= Jupiter, ex-Goding Stradivarius =

Antique violin

The Jupiter, ex-Goding Stradivarius is a violin constructed in 1722 by the famous luthier Antonio Stradivari of Cremona. It is one of only 700 extant Stradivari instruments in the world today.

== Ownership history ==
The violin is named for English collector James Goding, who is said to have named it "Jupiter". It is also known as "Imperator". Goding sold the violin in 1857 to Vicomte de Janzé through Jean-Baptiste Vuillaume. In 1886, the Duke of Camposelice acquired it through the dealer George Withers.
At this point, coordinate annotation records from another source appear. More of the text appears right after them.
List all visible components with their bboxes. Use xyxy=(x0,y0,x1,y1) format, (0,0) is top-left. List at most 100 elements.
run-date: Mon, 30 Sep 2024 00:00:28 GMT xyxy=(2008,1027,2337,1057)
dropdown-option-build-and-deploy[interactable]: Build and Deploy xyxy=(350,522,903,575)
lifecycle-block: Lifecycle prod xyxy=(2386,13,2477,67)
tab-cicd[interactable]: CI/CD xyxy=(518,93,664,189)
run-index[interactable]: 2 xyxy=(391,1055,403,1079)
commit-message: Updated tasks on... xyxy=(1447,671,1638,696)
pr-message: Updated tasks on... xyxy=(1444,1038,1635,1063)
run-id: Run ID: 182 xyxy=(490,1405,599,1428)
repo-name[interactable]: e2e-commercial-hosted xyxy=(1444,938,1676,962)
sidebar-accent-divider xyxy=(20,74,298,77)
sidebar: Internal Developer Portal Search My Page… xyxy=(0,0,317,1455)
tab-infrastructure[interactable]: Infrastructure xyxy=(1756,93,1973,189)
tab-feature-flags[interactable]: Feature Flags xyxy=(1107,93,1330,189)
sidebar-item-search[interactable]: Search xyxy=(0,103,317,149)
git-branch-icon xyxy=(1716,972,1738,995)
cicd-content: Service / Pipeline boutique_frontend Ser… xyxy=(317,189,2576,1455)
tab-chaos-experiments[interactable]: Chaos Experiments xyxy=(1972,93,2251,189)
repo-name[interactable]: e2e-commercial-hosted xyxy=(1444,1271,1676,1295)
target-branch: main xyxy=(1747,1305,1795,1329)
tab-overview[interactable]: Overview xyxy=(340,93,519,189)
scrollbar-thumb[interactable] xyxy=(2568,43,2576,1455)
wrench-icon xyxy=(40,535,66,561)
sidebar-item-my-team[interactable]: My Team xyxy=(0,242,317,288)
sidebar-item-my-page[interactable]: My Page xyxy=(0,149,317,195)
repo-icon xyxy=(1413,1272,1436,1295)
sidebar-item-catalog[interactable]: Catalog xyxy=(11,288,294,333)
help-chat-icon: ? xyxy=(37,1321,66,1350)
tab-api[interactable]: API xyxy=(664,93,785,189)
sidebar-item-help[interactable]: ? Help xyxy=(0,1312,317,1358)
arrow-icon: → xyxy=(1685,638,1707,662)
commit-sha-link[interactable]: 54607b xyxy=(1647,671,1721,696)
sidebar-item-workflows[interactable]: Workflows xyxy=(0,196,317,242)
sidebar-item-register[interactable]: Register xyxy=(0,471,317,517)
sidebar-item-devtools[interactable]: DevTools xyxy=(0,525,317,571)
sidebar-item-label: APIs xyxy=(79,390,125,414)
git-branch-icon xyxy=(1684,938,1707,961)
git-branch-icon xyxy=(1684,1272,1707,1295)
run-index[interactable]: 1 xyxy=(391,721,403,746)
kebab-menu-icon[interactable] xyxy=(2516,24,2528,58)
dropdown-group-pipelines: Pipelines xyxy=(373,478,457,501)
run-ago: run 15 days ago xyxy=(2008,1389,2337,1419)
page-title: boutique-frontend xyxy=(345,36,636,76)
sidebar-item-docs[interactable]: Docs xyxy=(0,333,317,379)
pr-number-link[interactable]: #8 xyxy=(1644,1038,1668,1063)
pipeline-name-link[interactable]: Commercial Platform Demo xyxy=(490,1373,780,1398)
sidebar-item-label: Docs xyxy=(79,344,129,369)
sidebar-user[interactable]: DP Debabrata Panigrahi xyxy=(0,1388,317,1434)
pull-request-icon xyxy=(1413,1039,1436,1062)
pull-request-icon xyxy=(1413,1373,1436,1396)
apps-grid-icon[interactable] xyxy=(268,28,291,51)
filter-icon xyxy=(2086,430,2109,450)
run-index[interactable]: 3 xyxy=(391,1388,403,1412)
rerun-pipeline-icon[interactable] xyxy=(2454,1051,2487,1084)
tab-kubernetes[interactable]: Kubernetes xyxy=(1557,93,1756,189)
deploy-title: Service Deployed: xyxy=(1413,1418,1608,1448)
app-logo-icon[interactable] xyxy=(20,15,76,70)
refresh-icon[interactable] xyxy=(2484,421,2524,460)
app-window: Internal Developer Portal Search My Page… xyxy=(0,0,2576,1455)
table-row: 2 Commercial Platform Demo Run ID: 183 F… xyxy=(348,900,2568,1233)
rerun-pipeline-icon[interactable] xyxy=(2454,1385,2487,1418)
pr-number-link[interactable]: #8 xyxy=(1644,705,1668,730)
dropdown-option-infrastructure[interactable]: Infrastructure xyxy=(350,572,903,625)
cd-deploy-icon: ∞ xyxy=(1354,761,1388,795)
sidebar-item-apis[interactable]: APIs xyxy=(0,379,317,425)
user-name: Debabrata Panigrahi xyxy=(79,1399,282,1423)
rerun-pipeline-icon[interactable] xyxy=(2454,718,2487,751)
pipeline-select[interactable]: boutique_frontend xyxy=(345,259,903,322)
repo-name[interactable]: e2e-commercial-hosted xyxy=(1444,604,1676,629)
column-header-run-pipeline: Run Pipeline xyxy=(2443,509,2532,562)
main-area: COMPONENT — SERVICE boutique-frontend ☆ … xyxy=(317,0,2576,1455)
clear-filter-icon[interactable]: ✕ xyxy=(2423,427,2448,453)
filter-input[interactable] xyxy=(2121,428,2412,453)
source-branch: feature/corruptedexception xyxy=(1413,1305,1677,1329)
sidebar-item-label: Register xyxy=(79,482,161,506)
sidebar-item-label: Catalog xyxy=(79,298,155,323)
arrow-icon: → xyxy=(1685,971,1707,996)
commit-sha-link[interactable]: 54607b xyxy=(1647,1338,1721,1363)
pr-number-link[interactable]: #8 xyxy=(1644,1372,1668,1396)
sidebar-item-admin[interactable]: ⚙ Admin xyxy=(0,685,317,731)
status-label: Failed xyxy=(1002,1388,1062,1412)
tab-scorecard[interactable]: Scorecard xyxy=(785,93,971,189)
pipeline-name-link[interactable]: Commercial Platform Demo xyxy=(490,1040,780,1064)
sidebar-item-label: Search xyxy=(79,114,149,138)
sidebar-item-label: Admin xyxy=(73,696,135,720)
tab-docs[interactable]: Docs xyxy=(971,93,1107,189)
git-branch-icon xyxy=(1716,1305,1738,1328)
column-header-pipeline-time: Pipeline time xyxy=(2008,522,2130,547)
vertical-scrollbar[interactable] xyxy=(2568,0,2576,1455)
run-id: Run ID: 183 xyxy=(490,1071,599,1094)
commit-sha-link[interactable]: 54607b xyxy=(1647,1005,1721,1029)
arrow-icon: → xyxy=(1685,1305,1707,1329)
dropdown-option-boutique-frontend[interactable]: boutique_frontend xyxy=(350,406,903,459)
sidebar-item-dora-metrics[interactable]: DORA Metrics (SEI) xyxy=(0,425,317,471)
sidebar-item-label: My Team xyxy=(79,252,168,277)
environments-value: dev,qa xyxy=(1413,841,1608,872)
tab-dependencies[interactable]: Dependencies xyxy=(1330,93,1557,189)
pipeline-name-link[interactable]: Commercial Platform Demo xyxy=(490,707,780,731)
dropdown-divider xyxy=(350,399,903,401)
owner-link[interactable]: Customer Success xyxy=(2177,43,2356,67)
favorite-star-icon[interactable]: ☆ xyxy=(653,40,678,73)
After the Duke of Camposelice's death in 1887, his wife sold the violin to Thurlow Weed Barnes of New York. W. E. Hill & Sons purchased the violin in 1898 and resold it to Robert E. Brandt. For much of the 20th Century, it was owned by John S. Phipps. In 1971, Professor of Medicine Dr. Ephraim P. Engleman purchased the violin through Rembert Wurlitzer. In 1992, it was purchased by the Hayashibara Foundation who then sold it to the Nippon Music Foundation in May 1998.

== Users ==
It was on extended loan to Midori prior to her receiving the 1731c ex-Gibson/ex-Huberman del Gesu, which is now her concert instrument.
Her play of Jupiter is available from the recording of "Sibelius Violin Concerto" with Israel Philharmonic Orchestra by Sony Classical. She quit playing Jupiter in a short time because the body and neck were too big for her, such that it often hurt her hands, fingers, and arms. And then, it was on loan to Daishin Kashimoto and Manrico Padovani.

It is currently on loan to Ryu Goto since December 2013.